While in Annapolis recently, I stumbled upon one of the strangest nautical contests I’ve ever seen. It was the Annapolis Yacht Club’s Build-a-Boat Challenge, an annual two-day event organized by AYC to honor its anniversary. Teams of contestants had to build a boat using just two sheets of 1/4-inch plywood, six 2'x2' boards, and unlimited amounts of Sikaflex (a marine adhesive/sealant manufacturer, and the event’s sponsor).

The SeaBees team works on its hull.

The 20 teams had five hours to build their craft, and no power tools were allowed, although apparently the rules are pretty lax, since I could barely talk to one contestant over the buzz of electric drills and saws. Judges did give out “tickets” for peculiar violations like “too many observers.” I didn’t see any tickets issued for excessive beer drinking, which was probably because they would have run out of paper.

Peter Howard and Jen Richards from Hinckley in front of their, boat.

One group that received its fair share of tickets was the Hinckley team. According to teammate Jen Richards, this was their first year in the contest, but definitely not the last. Although their craft looked pretty solid, I can’t say I saw much resemblance to the classic picnic boat style that Hinckley is famous for. I’d say it looked more like an old, wooden bathtub.

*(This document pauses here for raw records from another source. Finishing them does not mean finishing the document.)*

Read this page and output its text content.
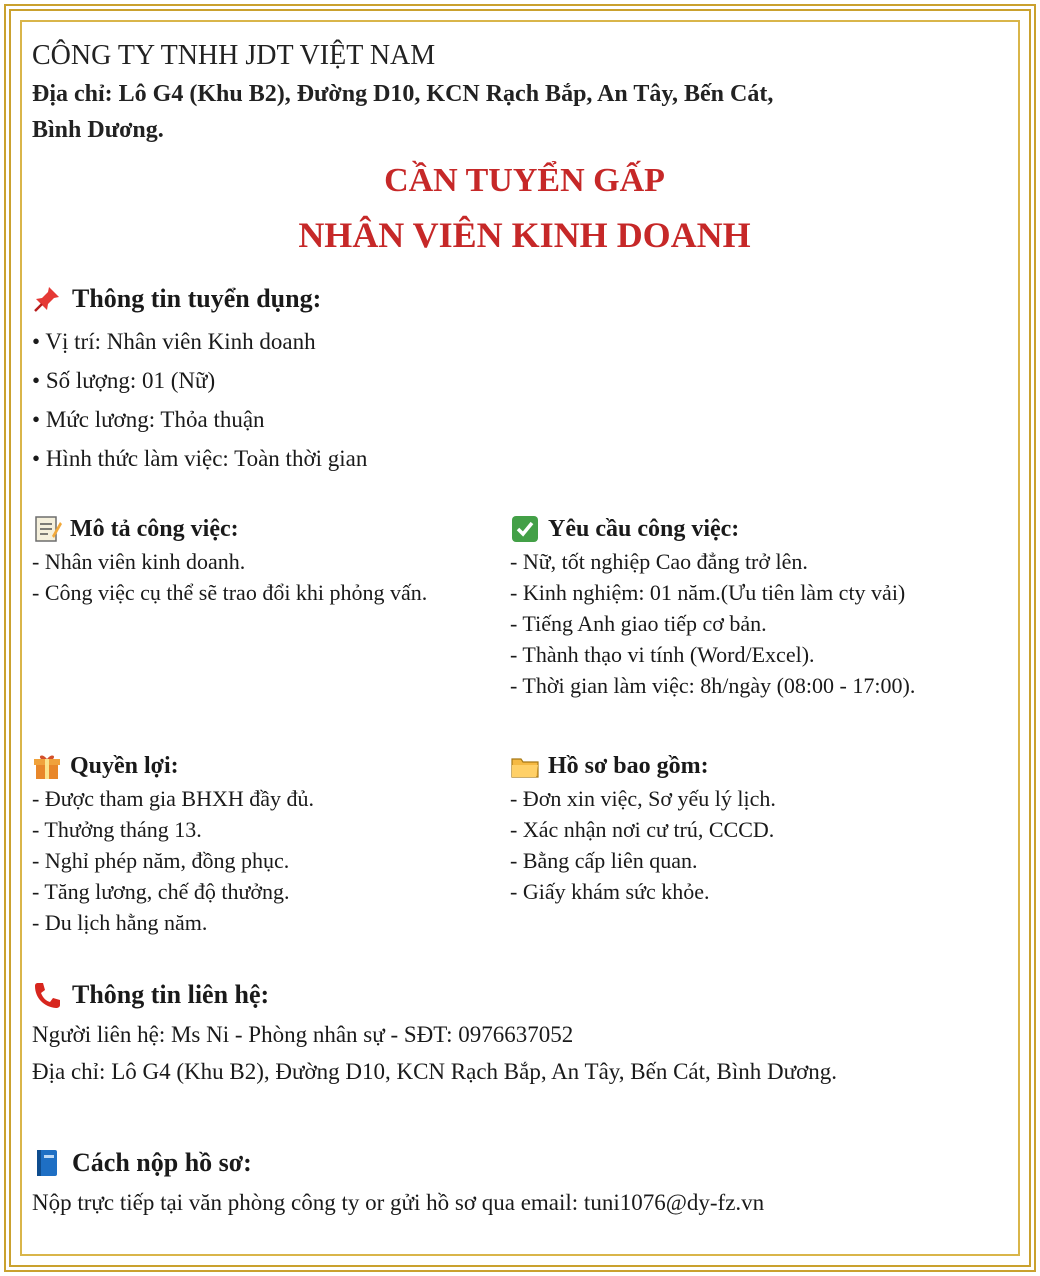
CÔNG TY TNHH JDT VIỆT NAM

Địa chỉ: Lô G4 (Khu B2), Đường D10, KCN Rạch Bắp, An Tây, Bến Cát,

Bình Dương.

CẦN TUYỂN GẤP
NHÂN VIÊN KINH DOANH
Thông tin tuyển dụng:
• Vị trí: Nhân viên Kinh doanh
• Số lượng: 01 (Nữ)
• Mức lương: Thỏa thuận
• Hình thức làm việc: Toàn thời gian
Mô tả công việc:
- Nhân viên kinh doanh.
- Công việc cụ thể sẽ trao đổi khi phỏng vấn.
Yêu cầu công việc:
- Nữ, tốt nghiệp Cao đẳng trở lên.
- Kinh nghiệm: 01 năm.(Ưu tiên làm cty vải)
- Tiếng Anh giao tiếp cơ bản.
- Thành thạo vi tính (Word/Excel).
- Thời gian làm việc: 8h/ngày (08:00 - 17:00).
Quyền lợi:
- Được tham gia BHXH đầy đủ.
- Thưởng tháng 13.
- Nghỉ phép năm, đồng phục.
- Tăng lương, chế độ thưởng.
- Du lịch hằng năm.
Hồ sơ bao gồm:
- Đơn xin việc, Sơ yếu lý lịch.
- Xác nhận nơi cư trú, CCCD.
- Bằng cấp liên quan.
- Giấy khám sức khỏe.
Thông tin liên hệ:
Người liên hệ: Ms Ni - Phòng nhân sự - SĐT: 0976637052
Địa chỉ: Lô G4 (Khu B2), Đường D10, KCN Rạch Bắp, An Tây, Bến Cát, Bình Dương.
Cách nộp hồ sơ:
Nộp trực tiếp tại văn phòng công ty or gửi hồ sơ qua email: tuni1076@dy-fz.vn
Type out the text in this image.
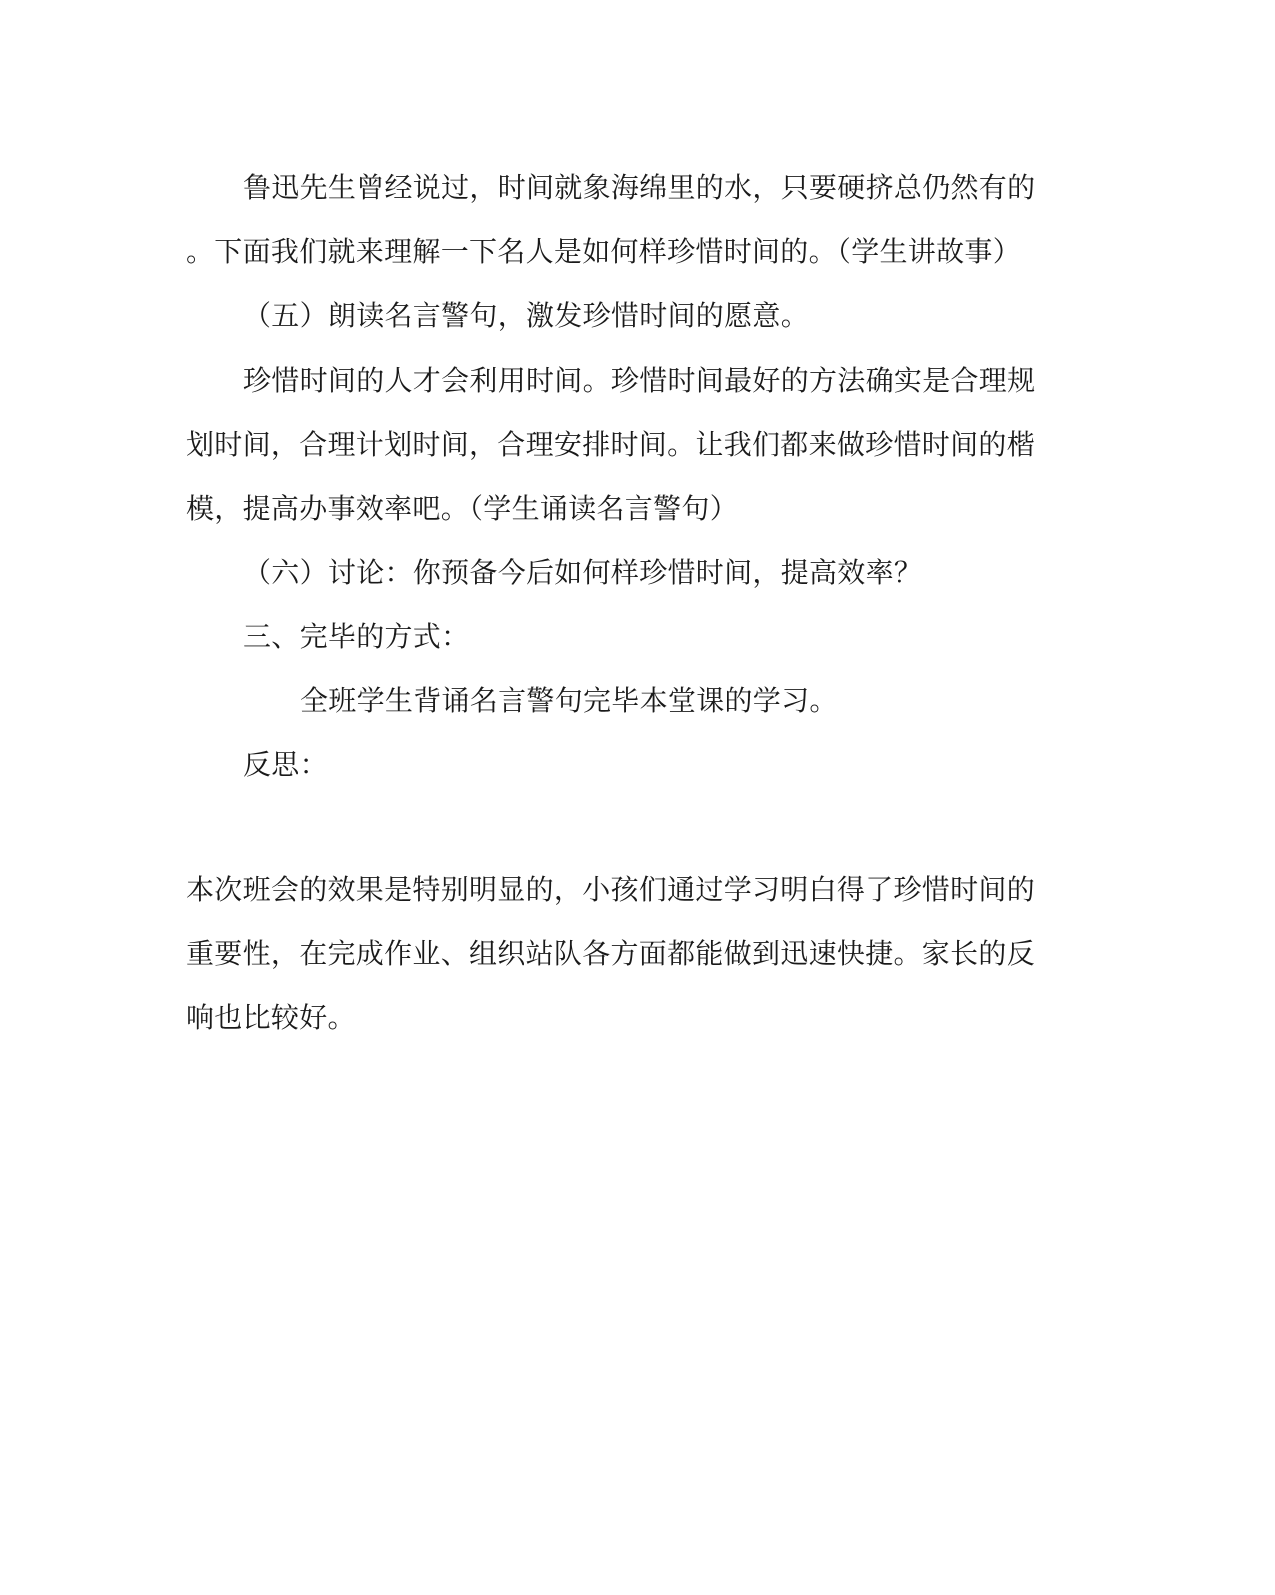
鲁迅先生曾经说过，时间就象海绵里的水，只要硬挤总仍然有的
。下面我们就来理解一下名人是如何样珍惜时间的。（学生讲故事）
（五）朗读名言警句，激发珍惜时间的愿意。
珍惜时间的人才会利用时间。珍惜时间最好的方法确实是合理规
划时间，合理计划时间，合理安排时间。让我们都来做珍惜时间的楷
模，提高办事效率吧。（学生诵读名言警句）
（六）讨论：你预备今后如何样珍惜时间，提高效率？
三、完毕的方式：
全班学生背诵名言警句完毕本堂课的学习。
反思：
本次班会的效果是特别明显的，小孩们通过学习明白得了珍惜时间的
重要性，在完成作业、组织站队各方面都能做到迅速快捷。家长的反
响也比较好。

At the end of the day each team won an award. Categories ranged from the serious (Best Design, Most Artistic) to the silly (Best Dressed Team, Ugly Duckling Boat). My favorite was Most Corrupt, given to the team that bribed and spoiled the judges the most.

Rumor had it that the Hinckley team was in the running for the Ugly Ducking Award, although they seemed more interested in winning Most Corrupt, with a sign offering judges Picnic Boats for half price. If I hadn’t known it was a joke, I might have signed up to be a judge right then and there. Although maybe I should have, considering how much fun everyone was having.

Hinckley’s boat during the race. It turned out to be a floater, not a sinker!

The event took place on Saturday and the winner was determined during a race across Spa Creek on Sunday afternoon. Each craft held up to four passengers and was powered by oar or sail. Bricks were added for each violation a team had received the day before.

Each team had chosen a charity prior to the event. The first- and second-place winners’ charities received 50 percent of the winnings with the other teams’ charities split the remainder of the prize money.